- Born: Karen Creed Coachford, County Cork, Ireland
- Education: Dublin Institute of Technology
- Occupations: Multimedia journalist; news presenter;
- Years active: 2004–present
- Employer: RTÉ
- Notable credit(s): RTÉ News (2013–present) RTÉ News: Six One France 24 (2011–2013) Irish Examiner (2006–2013) Dublin's Q102 (2005–2008)
- Spouse: Peter Charmant
- Children: 3

= Karen Creed =

Irish journalist

Karen Creed is an Irish multimedia journalist and presenter with RTÉ, Ireland's national radio and television station, where she has been a relief presenter for the Six One News.
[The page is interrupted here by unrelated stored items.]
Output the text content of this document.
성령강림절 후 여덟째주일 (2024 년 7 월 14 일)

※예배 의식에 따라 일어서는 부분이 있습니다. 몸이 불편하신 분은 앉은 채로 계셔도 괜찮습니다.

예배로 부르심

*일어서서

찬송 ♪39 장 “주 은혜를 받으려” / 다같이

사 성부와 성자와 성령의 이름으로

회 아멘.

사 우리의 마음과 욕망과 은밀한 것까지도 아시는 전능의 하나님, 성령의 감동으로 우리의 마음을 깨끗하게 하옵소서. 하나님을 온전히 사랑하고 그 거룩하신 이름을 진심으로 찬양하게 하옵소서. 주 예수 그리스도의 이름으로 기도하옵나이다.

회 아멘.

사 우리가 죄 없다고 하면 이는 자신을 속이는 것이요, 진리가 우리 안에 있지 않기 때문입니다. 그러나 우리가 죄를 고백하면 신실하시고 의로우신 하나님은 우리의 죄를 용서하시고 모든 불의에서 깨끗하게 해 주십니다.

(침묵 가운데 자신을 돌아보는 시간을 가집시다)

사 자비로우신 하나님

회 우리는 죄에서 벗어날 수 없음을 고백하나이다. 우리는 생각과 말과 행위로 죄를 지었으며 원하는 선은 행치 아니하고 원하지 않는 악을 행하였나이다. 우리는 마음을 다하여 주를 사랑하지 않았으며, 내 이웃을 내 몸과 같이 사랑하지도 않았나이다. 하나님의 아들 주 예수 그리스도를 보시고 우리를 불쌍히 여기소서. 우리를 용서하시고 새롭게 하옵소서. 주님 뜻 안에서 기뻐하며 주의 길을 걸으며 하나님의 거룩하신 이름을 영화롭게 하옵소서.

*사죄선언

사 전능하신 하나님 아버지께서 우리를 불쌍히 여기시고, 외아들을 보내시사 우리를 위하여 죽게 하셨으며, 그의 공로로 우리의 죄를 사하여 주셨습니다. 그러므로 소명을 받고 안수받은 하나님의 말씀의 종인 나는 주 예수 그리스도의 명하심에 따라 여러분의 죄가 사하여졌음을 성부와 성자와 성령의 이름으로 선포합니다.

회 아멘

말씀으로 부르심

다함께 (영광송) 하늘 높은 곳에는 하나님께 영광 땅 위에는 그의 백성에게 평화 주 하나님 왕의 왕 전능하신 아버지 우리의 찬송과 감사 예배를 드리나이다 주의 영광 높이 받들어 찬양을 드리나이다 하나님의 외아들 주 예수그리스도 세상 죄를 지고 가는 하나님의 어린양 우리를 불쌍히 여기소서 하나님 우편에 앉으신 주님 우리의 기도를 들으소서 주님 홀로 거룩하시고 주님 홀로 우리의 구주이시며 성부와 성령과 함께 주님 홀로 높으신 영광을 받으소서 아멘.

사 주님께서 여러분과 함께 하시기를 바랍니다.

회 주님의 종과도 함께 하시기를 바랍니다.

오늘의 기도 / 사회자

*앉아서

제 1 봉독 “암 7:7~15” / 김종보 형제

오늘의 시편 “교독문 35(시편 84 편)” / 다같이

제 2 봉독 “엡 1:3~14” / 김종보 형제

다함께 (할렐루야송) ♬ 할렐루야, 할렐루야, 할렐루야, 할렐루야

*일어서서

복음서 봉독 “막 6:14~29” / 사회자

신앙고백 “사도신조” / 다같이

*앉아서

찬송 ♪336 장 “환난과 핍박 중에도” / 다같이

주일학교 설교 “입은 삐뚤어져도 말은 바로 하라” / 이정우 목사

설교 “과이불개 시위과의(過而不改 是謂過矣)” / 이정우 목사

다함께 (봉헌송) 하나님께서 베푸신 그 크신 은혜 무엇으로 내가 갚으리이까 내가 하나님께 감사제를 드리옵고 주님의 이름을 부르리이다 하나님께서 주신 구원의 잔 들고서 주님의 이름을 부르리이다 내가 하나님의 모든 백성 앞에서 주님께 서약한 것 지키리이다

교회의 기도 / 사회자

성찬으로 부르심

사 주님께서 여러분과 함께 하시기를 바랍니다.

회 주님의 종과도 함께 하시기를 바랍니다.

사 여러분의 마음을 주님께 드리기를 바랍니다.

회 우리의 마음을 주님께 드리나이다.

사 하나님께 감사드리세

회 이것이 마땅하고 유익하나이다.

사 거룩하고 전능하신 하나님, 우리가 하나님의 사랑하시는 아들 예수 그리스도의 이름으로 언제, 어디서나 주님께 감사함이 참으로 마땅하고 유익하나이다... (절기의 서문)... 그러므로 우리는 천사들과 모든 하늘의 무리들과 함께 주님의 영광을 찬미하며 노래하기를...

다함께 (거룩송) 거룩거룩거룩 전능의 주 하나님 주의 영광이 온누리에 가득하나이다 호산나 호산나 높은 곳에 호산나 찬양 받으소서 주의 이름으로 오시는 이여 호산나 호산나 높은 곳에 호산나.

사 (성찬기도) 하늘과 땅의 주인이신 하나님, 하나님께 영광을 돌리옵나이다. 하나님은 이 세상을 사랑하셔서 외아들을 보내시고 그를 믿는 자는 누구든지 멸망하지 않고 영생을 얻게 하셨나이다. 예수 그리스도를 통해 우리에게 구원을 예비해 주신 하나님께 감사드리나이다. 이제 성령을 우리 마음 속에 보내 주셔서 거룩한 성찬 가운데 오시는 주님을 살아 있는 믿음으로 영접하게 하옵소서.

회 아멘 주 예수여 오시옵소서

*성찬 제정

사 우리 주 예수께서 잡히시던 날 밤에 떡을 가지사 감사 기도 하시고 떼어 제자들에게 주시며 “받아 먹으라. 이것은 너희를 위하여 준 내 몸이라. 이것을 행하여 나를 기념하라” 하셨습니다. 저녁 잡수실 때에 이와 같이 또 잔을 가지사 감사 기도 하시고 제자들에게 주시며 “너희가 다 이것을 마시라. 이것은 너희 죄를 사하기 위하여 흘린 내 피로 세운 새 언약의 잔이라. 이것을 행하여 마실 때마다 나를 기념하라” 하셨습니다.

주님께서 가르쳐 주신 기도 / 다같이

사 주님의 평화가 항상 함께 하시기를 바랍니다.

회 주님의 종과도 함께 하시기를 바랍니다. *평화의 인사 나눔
She previously worked for France 24, Irish Examiner and Dublin's Q102.

==Career==
Creed began her career as an intern journalist for News Italia Press in May 2004. She moved on to become a senior broadcast journalist for Dublin's Q102 from February 2005 to May 2008, and then as an editor for the Sunday Independent Travel Magazine for four years until 2011. In 2006, Creed was a freelance journalist for the Irish Examiner and at the same time, she was a broadcast journalist and news presenter with France 24 until May 2013, when she joined RTÉ as a multimedia journalist, reporter and news presenter for the Six One News.

==Personal life==
Creed was born in Coachford, County Cork and attended Scoil Mhuire, Cork and graduated from Dublin Institute of Technology where she received a Bachelor's degree in science and journalism.

Creed is married to Peter and have three children, Simone, Faith and Ronan.